Dabei hatte Mortara nichts falsch gemacht. Die Datenaufzeichnung zeigte klar, dass er mit aller Macht aufs Bremspedal stieg. Doch das Auto reagierte nicht – wohl aber die FIA.

Edoardo Mortara - Venturi-Mercedes - Formel E - Riad 2021
Motorsport Images
Edoardo Mortara traf keine Schuld am Unfall: Das Bremssystem war ausgestiegen.

Risiko Brake-by-Wire?

Weil die Kommissare schlüssige Erklärungen verlangten, die aber von den Teams in der Kürze der Zeit nicht erbracht werden konnten, wurden die verbliebenen drei Mercedes von Nyck de Vries, dem überlegenen Sieger des ersten Riad-Rennens am Freitag, Stoffel Vandoorne und Norman Nato wegen Sicherheitsbedenken für das Qualifying gesperrt.

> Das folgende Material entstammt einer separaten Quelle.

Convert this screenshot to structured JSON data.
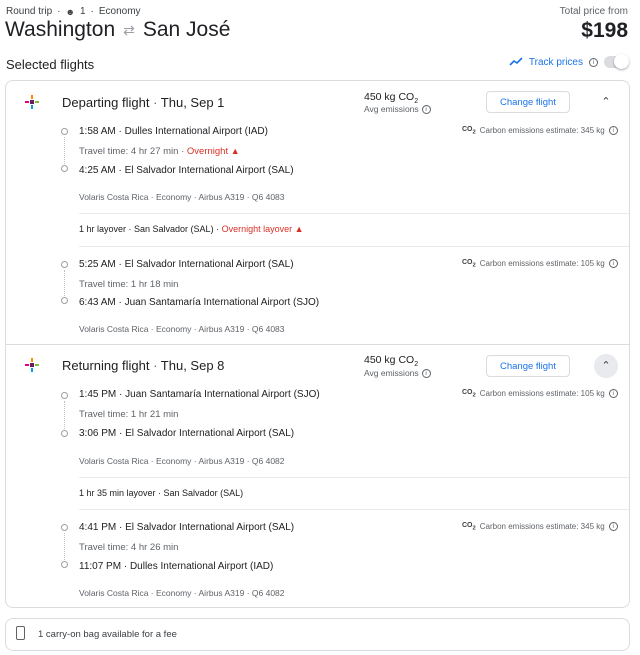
{
  "header": {
    "trip_type": "Round trip",
    "passengers": "1",
    "cabin": "Economy",
    "origin": "Washington",
    "destination": "San José",
    "price_label": "Total price from",
    "price": "$198"
  },
  "selected": {
    "title": "Selected flights",
    "track_prices": "Track prices"
  },
  "departing": {
    "title": "Departing flight",
    "date": "Thu, Sep 1",
    "emissions_value": "450 kg CO",
    "emissions_sub": "2",
    "emissions_label": "Avg emissions",
    "change_label": "Change flight",
    "seg1": {
      "dep_time": "1:58 AM",
      "dep_airport": "Dulles International Airport (IAD)",
      "travel_time": "Travel time: 4 hr 27 min",
      "overnight": "Overnight",
      "arr_time": "4:25 AM",
      "arr_airport": "El Salvador International Airport (SAL)",
      "details": "Volaris Costa Rica · Economy · Airbus A319 · Q6 4083",
      "co2": "Carbon emissions estimate: 345 kg"
    },
    "layover": "1 hr layover · San Salvador (SAL)",
    "layover_warning": "Overnight layover",
    "seg2": {
      "dep_time": "5:25 AM",
      "dep_airport": "El Salvador International Airport (SAL)",
      "travel_time": "Travel time: 1 hr 18 min",
      "arr_time": "6:43 AM",
      "arr_airport": "Juan Santamaría International Airport (SJO)",
      "details": "Volaris Costa Rica · Economy · Airbus A319 · Q6 4083",
      "co2": "Carbon emissions estimate: 105 kg"
    }
  },
  "returning": {
    "title": "Returning flight",
    "date": "Thu, Sep 8",
    "emissions_value": "450 kg CO",
    "emissions_sub": "2",
    "emissions_label": "Avg emissions",
    "change_label": "Change flight",
    "seg1": {
      "dep_time": "1:45 PM",
      "dep_airport": "Juan Santamaría International Airport (SJO)",
      "travel_time": "Travel time: 1 hr 21 min",
      "arr_time": "3:06 PM",
      "arr_airport": "El Salvador International Airport (SAL)",
      "details": "Volaris Costa Rica · Economy · Airbus A319 · Q6 4082",
      "co2": "Carbon emissions estimate: 105 kg"
    },
    "layover": "1 hr 35 min layover · San Salvador (SAL)",
    "seg2": {
      "dep_time": "4:41 PM",
      "dep_airport": "El Salvador International Airport (SAL)",
      "travel_time": "Travel time: 4 hr 26 min",
      "arr_time": "11:07 PM",
      "arr_airport": "Dulles International Airport (IAD)",
      "details": "Volaris Costa Rica · Economy · Airbus A319 · Q6 4082",
      "co2": "Carbon emissions estimate: 345 kg"
    }
  },
  "baggage": {
    "text": "1 carry-on bag available for a fee"
  },
  "icons": {
    "airline_logo": "volaris-logo-icon",
    "passenger": "person-icon",
    "swap": "swap-arrows-icon",
    "trend": "trend-line-icon",
    "info": "info-icon",
    "warning": "warning-triangle-icon",
    "co2": "co2-icon",
    "collapse": "chevron-up-icon",
    "bag": "carry-on-bag-icon"
  },
  "colors": {
    "accent": "#1a73e8",
    "warning": "#d93025",
    "border": "#dadce0"
  }
}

In der seit Ende 2018 eingesetzten zweiten Generation der Formel-E-Einheitsautos kommt eine neuartige Bremstechnologie zum Einsatz: Brake-by-Wire sorgt dafür, dass die Hinterräder beim Rekuperieren nicht mehr blockieren. Die altbewährte Hydraulik ist passé. Die Informationen über den Bremsdruck erfolgen nun elektronisch.

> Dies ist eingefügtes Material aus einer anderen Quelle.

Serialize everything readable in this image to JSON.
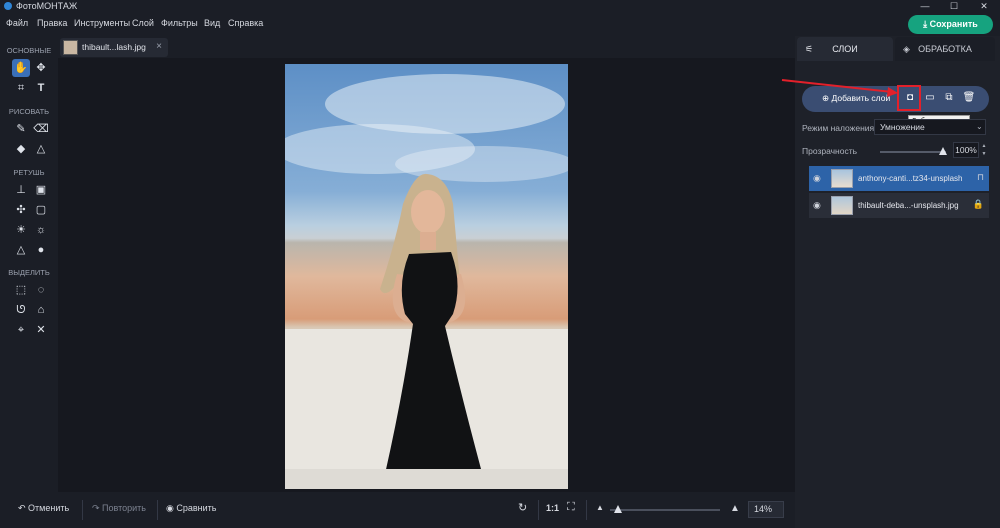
{
  "window": {
    "title": "ФотоМОНТАЖ",
    "minimize": "—",
    "maximize": "☐",
    "close": "✕"
  },
  "menu": [
    "Файл",
    "Правка",
    "Инструменты",
    "Слой",
    "Фильтры",
    "Вид",
    "Справка"
  ],
  "save_button": "Сохранить",
  "toolbar": {
    "groups": [
      "ОСНОВНЫЕ",
      "РИСОВАТЬ",
      "РЕТУШЬ",
      "ВЫДЕЛИТЬ"
    ]
  },
  "document_tab": {
    "name": "thibault...lash.jpg",
    "close": "×"
  },
  "bottom": {
    "undo": "Отменить",
    "redo": "Повторить",
    "compare": "Сравнить",
    "ratio": "1:1",
    "zoom": "14%"
  },
  "right_panel": {
    "tab_layers": "СЛОИ",
    "tab_processing": "ОБРАБОТКА",
    "add_layer": "Добавить слой",
    "tooltip": "Добавить маску",
    "blend_label": "Режим наложения:",
    "blend_value": "Умножение",
    "opacity_label": "Прозрачность",
    "opacity_value": "100%",
    "opacity_level": 1.0,
    "layers": [
      {
        "name": "anthony-canti...tz34-unsplash",
        "selected": true
      },
      {
        "name": "thibault-deba...-unsplash.jpg",
        "selected": false
      }
    ]
  },
  "colors": {
    "accent": "#3a6fb7",
    "save": "#16a37f",
    "highlight": "#e3202a",
    "layer_selected": "#2d63a8"
  }
}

Offenbar hat diese Technologie ihre Tücken. Denn es stellte sich heraus, dass an Mortaras Venturi auch das Notbremssystem, das die Hinterradbremsen aktivieren sollte, nicht funktionierte. Mercedes erklärte das Bremsversagen mit einem Softwarefehler. Vor exakt einem Jahr überstand Daniel Abt (Audi) in Mexiko einen ähnlichen Mega-Crash unverletzt. Auch da war das Computerprogramm schuld.

Zum Rennen wurden die Mercedes zugelassen, doch sie spielten keine Rolle. An der Spitze duellierten sich beim zweiten Rennen der Trainingsschnellste Robin Frijns im Virgin-Audi mit seinem bisherigen Teamkollegen, Jaguar-Neuzugang Sam Bird. Dass der Brite das bessere Ende für sich hatte, war pures Glück. Denn just in dem Moment, als Frijns den Attack Mode aktivierte, kollidierten Tom Blomqvist (NIO) und Max Günther, der seinerseits den Jaguar von Mitch Evans traf. Weil die Aktivierungszone für den Angriffsmodus weitab der Ideallinie liegt, schlüpfte Bird durch.

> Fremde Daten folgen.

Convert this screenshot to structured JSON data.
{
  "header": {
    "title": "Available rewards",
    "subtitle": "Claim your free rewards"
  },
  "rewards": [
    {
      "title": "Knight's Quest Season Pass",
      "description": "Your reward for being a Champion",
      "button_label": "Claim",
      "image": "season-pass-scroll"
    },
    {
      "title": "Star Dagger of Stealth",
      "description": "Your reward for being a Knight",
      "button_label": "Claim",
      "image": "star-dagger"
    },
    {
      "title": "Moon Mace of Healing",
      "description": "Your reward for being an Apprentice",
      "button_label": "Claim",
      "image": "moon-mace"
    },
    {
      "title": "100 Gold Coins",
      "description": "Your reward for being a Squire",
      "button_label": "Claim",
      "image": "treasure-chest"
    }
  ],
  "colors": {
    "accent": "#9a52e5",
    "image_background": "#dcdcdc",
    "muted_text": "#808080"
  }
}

Nyck de Vries - Mercedes - Formel E - Riad 2021
Formula E
Mercedes hatte in Riad das schnellste Paket: De Vries gewann das erste Rennen.

Überschlag von Alex Lynn

Was die Fernsehbilder nicht zeigten: An der gleichen Stelle crashte Alex Lynn. Der Mahindra überschlug sich und rodelte 50 Meter auf dem Überrollbügel über die Piste. Für die TV-Zuschauer war nicht nachvollziehbar, warum Rennleiter Scott Elkins zuerst Full-Course-Yellow ausrief, aber vier Minuten später doch das Safety Car auf die Strecke schickte. Auch die SAT1-Crew tappte im Dunklen. Weitere sechs Minuten später kam der Abbruch. Augenzeuge Lucas di Grassi (Audi) bestätigte, was in einem Youtube-Video zu sehen ist: "Ein Mega-Crash. Ich bin froh, das Alex ok ist." Sam Bird erhaschte so den Sieg.

Der "unlucky loser" Frijns zuckte ratlos mit den Schultern und der zunächst drittplatzierte Jean-Éric Vergne ärgerte sich über Titelverteidiger António Félix da Costa, mit dem er hart aneinander geriet. "Darüber wird zu sprechen sein. Wir fahren für das gleiche Team!" Doch es kam noch schlimmer für den zweifachen Meister. Weil er den Attack Mode nicht wie gefordert zweimal aktiviert hatte, bekam er 24 Sekunden Zeitstrafe aufgebrummt.

Die Deutschen erzielten nur Teilerfolge. René Rast im Audi holte am Freitag den vierten Platz. Pascal Wehrlein im Porsche wurde Fünfter und Zehnter. Sein Teamkollege André Lotterer blieb zweimal ohne Top-10-Resultat, einmal davon wegen eines Platten. Max Günther (BMW) war in beiden Rennen in Unfälle verwickelt, einmal schuldlos, einmal ohne Fremdbeteiligung.

Einen Aufreger gab es noch abseits der Piste. Am Samstagabend wurde eine Drohnenattacke auf Riad offiziell bestätigt. Die Marschflugkörper wurden durch Flugabwehrraketen in der Luft zerstört. Saudi Arabien machte die Huthi-Rebellen im Jemen verantwortlich. Dort führt das Land seit 2015 einen Stellvertreterkrieg gegen den Iran.